4. Who the fuck is in charge?
We live in a post-Sinek era of leadership in which soft, cuddly things have replaced proper decision-making at the top of the totem pole of management. This vacuity shows when it comes to briefing, because the modern marketing department is a mass of different, equally worthy perspectives with an abject lack of authority to shape and cut them into a coherent form.
Agencies don’t disagree with a brief anymore, or the marketer delivering it – they don’t know what the brief is or who is responsible for it. Strategy needs choice, sacrifice and leadership. Leadership does not mean emotion or empathy, it means making the call and shutting the other calls down. That may hurt some feelings and bruise some egos. Suck it the fuck up, its time to make a decision and then communicate it via the brief.
5. Get trained
Briefing is not a mystical, God-given talent that some marketers possess and some do not. It is something that can be taught, learned and then improved upon with practice and contemplation. When I joined one of the great creative companies, LVMH, we made briefing a big part of the course I taught in luxury branding. Learning to appreciate, select, support, brief and then re-brief creative people is a skill that must be learned. Sure, some people are better at it than others. But everyone can improve and become good.
The best external programs are taught by the IPA in London. Go learn from ancient advertising people who have eaten so much shit from bad briefs they are now brimming with lessons on how to fix the issue at source. The knowledge and wisdom you need to exit the moronic 90% and join the enlightened 10% is available, for about £500. Go! Be the change that our industry needs. And recognise the power of training to – clutches pearls – make marketers better at marketing.
6. A brief is more than paper
One of the things we were taught at LVMH – because our creative teams had it at the very top of their list – was that there was more to briefing than the brief itself. This contrasts with an advertising industry that still reifies the briefing document at the expense of a more extended and involved interaction.

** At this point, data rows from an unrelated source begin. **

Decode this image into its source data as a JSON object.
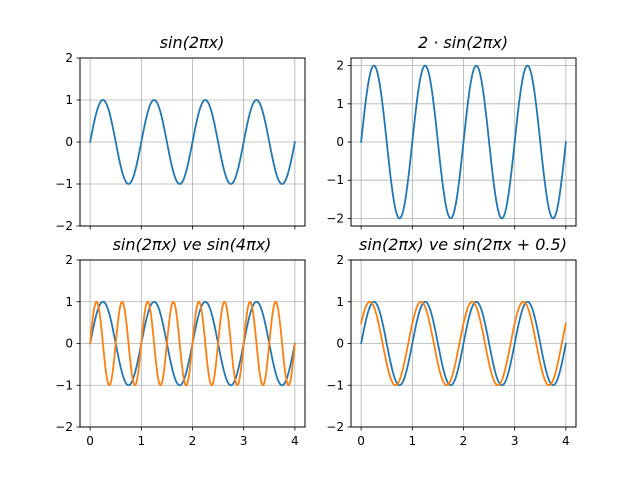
{
  "chart_data": [
    {
      "type": "line",
      "title": "sin(2πx)",
      "x_range": [
        0,
        4
      ],
      "ylim": [
        -2,
        2
      ],
      "x_ticks": [],
      "x_tick_labels": [],
      "y_ticks": [
        -2,
        -1,
        0,
        1,
        2
      ],
      "y_tick_labels": [
        "−2",
        "−1",
        "0",
        "1",
        "2"
      ],
      "grid": true,
      "series": [
        {
          "color": "#1f77b4",
          "amplitude": 1,
          "frequency": 1,
          "phase": 0
        }
      ]
    },
    {
      "type": "line",
      "title": "2 · sin(2πx)",
      "x_range": [
        0,
        4
      ],
      "ylim": [
        -2.2,
        2.2
      ],
      "x_ticks": [],
      "x_tick_labels": [],
      "y_ticks": [
        -2,
        -1,
        0,
        1,
        2
      ],
      "y_tick_labels": [
        "−2",
        "−1",
        "0",
        "1",
        "2"
      ],
      "grid": true,
      "series": [
        {
          "color": "#1f77b4",
          "amplitude": 2,
          "frequency": 1,
          "phase": 0
        }
      ]
    },
    {
      "type": "line",
      "title": "sin(2πx) ve sin(4πx)",
      "x_range": [
        0,
        4
      ],
      "ylim": [
        -2,
        2
      ],
      "x_ticks": [
        0,
        1,
        2,
        3,
        4
      ],
      "x_tick_labels": [
        "0",
        "1",
        "2",
        "3",
        "4"
      ],
      "y_ticks": [
        -2,
        -1,
        0,
        1,
        2
      ],
      "y_tick_labels": [
        "−2",
        "−1",
        "0",
        "1",
        "2"
      ],
      "grid": true,
      "series": [
        {
          "color": "#1f77b4",
          "amplitude": 1,
          "frequency": 1,
          "phase": 0
        },
        {
          "color": "#ff7f0e",
          "amplitude": 1,
          "frequency": 2,
          "phase": 0
        }
      ]
    },
    {
      "type": "line",
      "title": "sin(2πx) ve sin(2πx + 0.5)",
      "x_range": [
        0,
        4
      ],
      "ylim": [
        -2,
        2
      ],
      "x_ticks": [
        0,
        1,
        2,
        3,
        4
      ],
      "x_tick_labels": [
        "0",
        "1",
        "2",
        "3",
        "4"
      ],
      "y_ticks": [
        -2,
        -1,
        0,
        1,
        2
      ],
      "y_tick_labels": [
        "−2",
        "−1",
        "0",
        "1",
        "2"
      ],
      "grid": true,
      "series": [
        {
          "color": "#1f77b4",
          "amplitude": 1,
          "frequency": 1,
          "phase": 0
        },
        {
          "color": "#ff7f0e",
          "amplitude": 1,
          "frequency": 1,
          "phase": 0.5
        }
      ]
    }
  ]
}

One of my old bosses in luxury used to refer to the regular briefing that occurred between him and his creative director as “la danse”. It was a co-ordinated series of interactions, not just a cold, didactic delivery of a report. Good advice for those marketers that read the Better Briefs report and simply refocus on how to write a better document. It’s bigger than that. Most creative people need more, need less and need different from what the typical Word and PowerPoint documents can supply. Don’t build a better brief, think outside it.
7. Build a relationship with your agency
As obvious as it sounds, a longer-term trusted partnership with your agency partners might -just – engender the kind of interactions where your briefing will receive collegial critique. It’s rare, given the precarious power relationships between client and agency these days, but the truly successful partnerships in our industry are famed for honesty and feedback.
Rare is the supplier who will sit you down and explain why you are doing it wrong. But those are the people to keep close. Aim to build not only an improved ability to brief your agency, but also the kind of relationship with them that encourages a creative team to come back with questions, challenges and feedback.
In a good marketing career you might deliver 100 briefs. You can choose to drop each one like a brick in the night. Or to see each one as the start of an engagement with creative people, who can teach and improve you each and every time.